Maik Bialk, Leiter der Redaktion ‘Doku & Digital’, hält die Schulen für den geeignetsten Ort, um die App einzusetzen. Für den Schulunterricht wurden zusätzlich Begleitmaterialien konzipiert, und zwar in Zusammenarbeit mit der Redaktion ‘Planet Schule’, die das gemeinsame Schulfernsehangebot von WDR und Südwestrundfunk (SWR) verantwortet. In einer Einführungsphase zu der neuen App sollen WDR-Mitarbeiter auch Schulen besuchen und beraten. Außerdem ist der Sender mit dem nordrhein-westfälischen Schulministerium im Gespräch.

Über die App „WDR AR 1933-1945“ sind nun die Geschichten von drei Zeitzeuginnen abrufbar, die den Zweiten Weltkrieg als Kinder erlebt haben.
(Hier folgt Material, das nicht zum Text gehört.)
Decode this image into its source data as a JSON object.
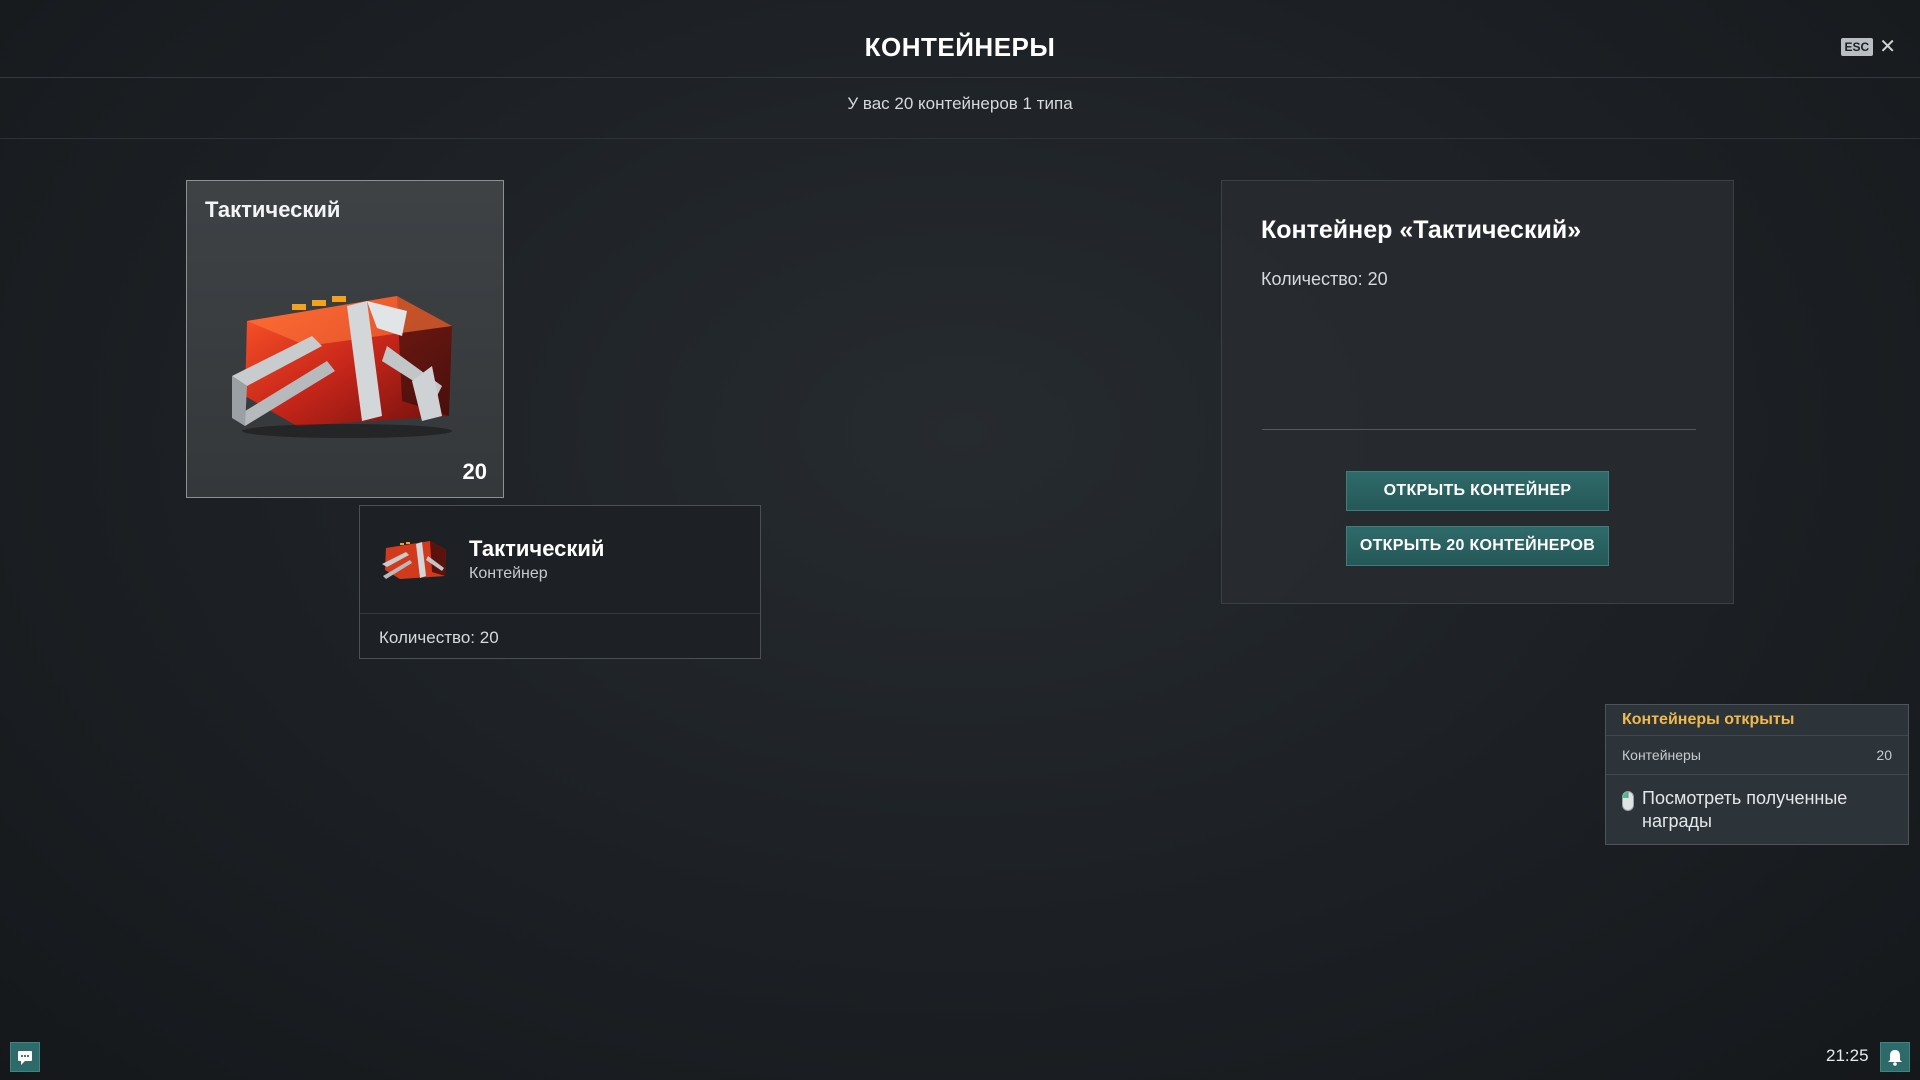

Weiteres soll in den kommenden Monaten veröffentlicht werden – darunter Gespräche mit zwei Freundinnen von Anne Frank. Interviews wurden auch mit Männern geführt. Doch am Ende seien die Gespräche mit den drei Frauen ausgewählt worden, sagte Bialk: „Die Frauen konnten besser erzählen. Sie erinnerten sich an mehr Details, was für die App ganz wichtig war. Bei den Frauen bekamen die Sachen einen Geruch. Natürlich tragen es die Männer genauso in sich, sie konnten es nur nicht so nach außen tragen.“

Die 1930 geborene Kölnerin Anne Priller-Rauschenberg etwa erzählt von der Angst der Kinder im Bunker während der Luftangriffe der Alliierten. „Meine Geschichte, die darf nicht verlorengehen. Ich sag’ den Kindern immer: Seid wachsam, das darf nie wieder passieren!“, mahnt Priller-Rauschenberg, die bereits seit langer Zeit in Schulen geht, um über die Schrecken der NS-Zeit zu berichten. Sie habe, so der WDR, keinen Moment gezögert, sich an dem Zeitzeugen-Projekt des Senders zu beteiligen.